I want to be able to intercept connection establishment, e.g. want to know when some process (any process) establishes a connection. Is there a way to achieve that?

The only thing I can think of is to intercept connect() syscall. But may be there's an other way? May be when networking context is created in a kernel?

The goal is to filter processes based on some requirements and enable/disable connection establishment in real-time.

Thanks in advance.

P.S. I'm doing that for absolutely legal purposes.

P.P.S. I've searched in google but only found how to intercept the already established connection (not exactly what I want). I'm asking for an idea, a direction of search, not for a code.

  • 1
    (a) Sounds like a firewall of some sort, no idea why we'd think that's for anything other than legal purposes; (b) All connections (including, e.g., Unix-domain sockets) or just IP ones?
    – derobert
    Aug 28 '17 at 19:28
  • Don't think of it as “enable/disable connection establishment in real-time”. That's not how it works. You configure which connections should go through, and if a connection is forbidden, the process won't be able to make it. You can change the configuration at any time, but you don't decide after the process has initiated a connection, you decide before. Aug 28 '17 at 22:51
  • You might get more useful answers if you more fully describe your objectives (and maybe, to some extent, your motivations). It sounds like you want to allow some TCP connection attempts to go through and some to be blocked based on criteria that are beyond the abilities of any known firewall to configure (e.g., block attempts that are made when the clock time is a multiple of 42). Am I close?  (Please do not respond in comments; edit your question to make it clearer and more complete.)  You may need to edit the network code in the kernel.
    – Scott
    Aug 29 '17 at 5:04

For the aspect of just extracting information, it's possible to do that with iptables using AUDIT matches (or possibly LOG matches if you don't need huge amounts of info).

For the case of actually allowing or disallowing connections in real-time based on some complex rules, I'm not sure you can do that on reliably on Linux. Options include:

  • Seccomp-BPF, but I'm not certain it can do this (and the filter would be static once instantiated in a given process).
  • Overriding various socket calls using LD_PRELOAD or some other method. This is unreliable because it's easy to bypass (making direct syscalls is trivial, and you can also dlopen() whatever libc and make calls that way).
  • The net_cls control group. This requires firewall setup, may impact active connections, and may not work exactly as you want (it will require a daemon that moves processes into the appropriate control group as they are started).
  • If you can tolerate some data getting onto the network, you can use the iptables NFLOG target and watch for interesting connections (if you want real-time evaluation, you'll need to log all new connections and parse things in userspace), and then reactively close the connections that you don't want.
  • You can run each application in it's own network namespace and force outbound traffic through the host system, then use policy routing based on the source to control what gets out to the actual network.

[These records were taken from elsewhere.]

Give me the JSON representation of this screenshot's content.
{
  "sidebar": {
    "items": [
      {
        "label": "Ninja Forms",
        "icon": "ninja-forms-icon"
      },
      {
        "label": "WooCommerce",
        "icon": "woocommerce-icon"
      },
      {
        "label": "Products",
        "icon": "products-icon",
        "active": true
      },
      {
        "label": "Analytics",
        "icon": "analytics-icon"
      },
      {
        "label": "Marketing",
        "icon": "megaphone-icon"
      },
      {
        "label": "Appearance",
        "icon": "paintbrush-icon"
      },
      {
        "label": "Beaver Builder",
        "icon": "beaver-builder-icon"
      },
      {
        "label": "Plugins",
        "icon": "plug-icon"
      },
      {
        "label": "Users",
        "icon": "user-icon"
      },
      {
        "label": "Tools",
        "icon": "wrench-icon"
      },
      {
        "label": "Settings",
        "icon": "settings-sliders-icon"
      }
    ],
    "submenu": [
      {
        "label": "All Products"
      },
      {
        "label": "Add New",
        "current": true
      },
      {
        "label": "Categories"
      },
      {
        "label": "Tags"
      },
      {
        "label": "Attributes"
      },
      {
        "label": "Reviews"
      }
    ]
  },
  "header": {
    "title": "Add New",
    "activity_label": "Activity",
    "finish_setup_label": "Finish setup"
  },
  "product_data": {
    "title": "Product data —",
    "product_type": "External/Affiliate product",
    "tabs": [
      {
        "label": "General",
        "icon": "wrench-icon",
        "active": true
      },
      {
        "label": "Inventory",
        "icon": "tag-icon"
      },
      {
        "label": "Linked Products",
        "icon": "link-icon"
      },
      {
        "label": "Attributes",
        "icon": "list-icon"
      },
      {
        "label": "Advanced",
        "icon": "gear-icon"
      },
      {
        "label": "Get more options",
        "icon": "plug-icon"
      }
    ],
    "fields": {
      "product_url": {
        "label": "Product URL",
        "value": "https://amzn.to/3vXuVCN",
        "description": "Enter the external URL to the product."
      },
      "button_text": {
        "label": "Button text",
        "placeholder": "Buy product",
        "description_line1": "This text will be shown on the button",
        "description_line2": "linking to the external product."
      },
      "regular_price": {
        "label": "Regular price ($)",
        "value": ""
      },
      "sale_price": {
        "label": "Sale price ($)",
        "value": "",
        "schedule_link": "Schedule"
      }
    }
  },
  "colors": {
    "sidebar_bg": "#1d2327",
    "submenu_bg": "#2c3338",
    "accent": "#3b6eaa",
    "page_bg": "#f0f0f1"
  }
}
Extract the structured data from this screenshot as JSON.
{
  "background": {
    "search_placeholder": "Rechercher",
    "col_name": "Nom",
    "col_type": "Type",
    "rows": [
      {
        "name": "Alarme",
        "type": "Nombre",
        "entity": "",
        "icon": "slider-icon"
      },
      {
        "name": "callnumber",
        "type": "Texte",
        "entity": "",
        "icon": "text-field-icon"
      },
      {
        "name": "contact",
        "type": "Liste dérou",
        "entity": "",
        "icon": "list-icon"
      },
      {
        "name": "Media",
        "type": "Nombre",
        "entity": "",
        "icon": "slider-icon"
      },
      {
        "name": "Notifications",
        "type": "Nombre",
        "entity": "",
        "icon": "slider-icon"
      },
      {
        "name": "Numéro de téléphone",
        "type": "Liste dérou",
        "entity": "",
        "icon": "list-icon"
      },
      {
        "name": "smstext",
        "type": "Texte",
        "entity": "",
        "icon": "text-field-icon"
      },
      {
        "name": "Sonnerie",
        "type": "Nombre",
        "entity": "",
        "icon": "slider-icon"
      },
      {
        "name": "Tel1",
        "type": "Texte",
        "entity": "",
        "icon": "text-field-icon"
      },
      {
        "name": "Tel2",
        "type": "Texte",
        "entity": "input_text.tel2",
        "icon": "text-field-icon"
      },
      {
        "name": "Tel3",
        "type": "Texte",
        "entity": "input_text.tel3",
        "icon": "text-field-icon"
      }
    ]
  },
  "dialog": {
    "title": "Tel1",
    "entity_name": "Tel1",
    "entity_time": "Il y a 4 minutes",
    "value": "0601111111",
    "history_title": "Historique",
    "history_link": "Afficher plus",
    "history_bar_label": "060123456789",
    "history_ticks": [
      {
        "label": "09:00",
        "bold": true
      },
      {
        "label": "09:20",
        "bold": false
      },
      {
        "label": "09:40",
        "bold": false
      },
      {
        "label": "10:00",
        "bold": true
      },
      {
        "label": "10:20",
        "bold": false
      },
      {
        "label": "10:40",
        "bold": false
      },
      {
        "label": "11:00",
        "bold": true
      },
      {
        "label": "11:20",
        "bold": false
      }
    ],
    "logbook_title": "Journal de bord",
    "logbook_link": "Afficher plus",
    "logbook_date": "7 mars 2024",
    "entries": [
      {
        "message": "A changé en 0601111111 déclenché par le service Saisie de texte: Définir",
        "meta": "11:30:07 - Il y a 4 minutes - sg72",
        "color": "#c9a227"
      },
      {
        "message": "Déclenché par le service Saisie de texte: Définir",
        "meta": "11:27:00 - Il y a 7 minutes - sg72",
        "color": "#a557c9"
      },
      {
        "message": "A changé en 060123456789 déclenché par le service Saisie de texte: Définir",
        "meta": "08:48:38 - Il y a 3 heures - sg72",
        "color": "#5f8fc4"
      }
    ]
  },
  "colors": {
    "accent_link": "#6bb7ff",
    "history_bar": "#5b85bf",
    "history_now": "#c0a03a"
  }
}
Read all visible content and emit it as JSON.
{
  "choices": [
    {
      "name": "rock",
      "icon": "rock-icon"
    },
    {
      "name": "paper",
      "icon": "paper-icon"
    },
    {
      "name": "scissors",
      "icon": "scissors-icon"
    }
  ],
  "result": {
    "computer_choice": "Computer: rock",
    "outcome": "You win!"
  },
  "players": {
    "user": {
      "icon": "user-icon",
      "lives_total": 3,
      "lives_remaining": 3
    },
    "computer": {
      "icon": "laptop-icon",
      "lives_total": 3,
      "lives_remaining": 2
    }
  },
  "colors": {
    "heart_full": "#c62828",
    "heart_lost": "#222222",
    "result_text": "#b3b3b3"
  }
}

That said, you may want to reevaluate why you need this. Unless you're feeding your decision making from a neural network or some other heuristic approach (both of which are problematic options for multiple reasons), you're almost always going to be better off either coding things directly into the firewall (iptables can do some seriously complex stuff, like matching only connections using a specific IP protocol to a specific port initiated by a particular UID at a uniformly distributed random rate and sending the unmatched packets to a different destination), or using scheduling tools or other hooks to update firewall rules dynamically (for example, changing firewall rules when the system is supposed to be unused, or only allowing new connections originating from a given UID when that user is logged in).


The goal is to filter processes based on some requirements and enable/disable connection establishment in real-time

netstat -pant |grep -i ESTABLISHED

The above command will give you established connection, process id/application_name, user

Now that you have what you need, you may want to write a bash script to continue with the use of the information that you received from the first command.